199 Views Asked by At

To find the best fit line for a set of data $(x_i,y_i)$ by minimising the sum of least squares, one requires to minimize $\frac{\partial S}{\partial \theta{_0}}$ and $\frac{\partial S}{\partial \theta{_1}}$, where \begin{equation} S = \frac{1}{n}\sum_{i=1}^n (y_i - (\theta_0 + \theta_1x_i))^2 \end{equation}
Minimizing $\frac{\partial S}{\partial \theta{_0}}$ gives (where $\bar{x}$ and $\bar{y}$ represent the means of x and y values respectively.) \begin{equation} \bar{y} - \theta_1\bar{x} = \theta_0 \end{equation} And minimizing $\frac{\partial S}{\partial \theta{_1}}$ and simplifying gives \begin{equation} \sum_{i=1}^n y_ix_i - \sum_{i=1}^n\theta_0x_i - \sum_{i=1}^n\theta_1x_i^2 = 0 \end{equation} I'm stuck here.

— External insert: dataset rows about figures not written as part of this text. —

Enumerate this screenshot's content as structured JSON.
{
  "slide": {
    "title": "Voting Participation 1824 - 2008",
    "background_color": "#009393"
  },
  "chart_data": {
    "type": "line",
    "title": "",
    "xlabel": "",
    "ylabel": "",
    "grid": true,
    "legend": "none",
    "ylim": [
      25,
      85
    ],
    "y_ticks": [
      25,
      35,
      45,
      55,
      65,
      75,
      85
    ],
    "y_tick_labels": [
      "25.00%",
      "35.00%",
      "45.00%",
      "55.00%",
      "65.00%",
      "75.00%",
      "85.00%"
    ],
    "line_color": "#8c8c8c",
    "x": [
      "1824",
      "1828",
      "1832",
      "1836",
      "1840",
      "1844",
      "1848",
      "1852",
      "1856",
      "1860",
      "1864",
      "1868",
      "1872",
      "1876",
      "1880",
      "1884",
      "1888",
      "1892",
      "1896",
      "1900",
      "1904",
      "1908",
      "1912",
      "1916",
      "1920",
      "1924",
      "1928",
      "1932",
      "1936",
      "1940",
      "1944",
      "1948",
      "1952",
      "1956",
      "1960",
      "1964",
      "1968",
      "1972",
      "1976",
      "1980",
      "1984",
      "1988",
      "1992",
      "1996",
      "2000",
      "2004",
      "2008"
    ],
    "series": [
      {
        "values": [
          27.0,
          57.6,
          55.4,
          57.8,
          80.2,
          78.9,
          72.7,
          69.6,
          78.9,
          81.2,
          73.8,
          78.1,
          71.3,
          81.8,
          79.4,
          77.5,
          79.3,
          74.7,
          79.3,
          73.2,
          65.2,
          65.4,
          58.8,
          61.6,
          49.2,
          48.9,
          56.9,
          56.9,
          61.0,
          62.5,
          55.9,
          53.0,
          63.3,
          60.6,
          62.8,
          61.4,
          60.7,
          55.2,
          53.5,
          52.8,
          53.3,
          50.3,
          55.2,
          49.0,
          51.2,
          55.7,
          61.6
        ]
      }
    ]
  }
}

How to proceed further to obtain $\theta_1$ in the following form? \begin{equation} \theta_1 = \frac{\sum_{i=1}^n (x_i - \bar{x})(y_i - \bar{y})}{\sum_{i=1}^n (x_i - \bar{x})^2} \end{equation}

1

There are 1 best solutions below

1
On BEST ANSWER

Plug in $\hat{\theta}_0$ into the second derivative. Just don't forget to change signs as the derivative of $-x\theta_1$ w.r.t. $\theta_1$ is $-x$. Then you have $$ \sum x_i y_i + \sum x_i ( \bar{y} - \theta_1 \bar{x} ) + \theta_1\sum x_i ^ 2 = 0 $$ $$ \sum x_i y _i + \bar{y}\sum x_i - \theta_1\bar{x}\sum x_i + \theta_1 \sum x_i ^ 2 = 0 $$ note that $\sum x_i = n \bar{x}$ and express $\theta_1$ with all the other terms $$ \hat{\theta}_1 = \frac{ \sum x_i y _i - n\bar{y}\bar{x} }{ \sum x_i ^2 - n \bar{x}^2 } = \frac{ \sum (x_i - \bar{x}) (y _i - \bar{y}) }{ \sum ( x_i - \bar{x})^2 } $$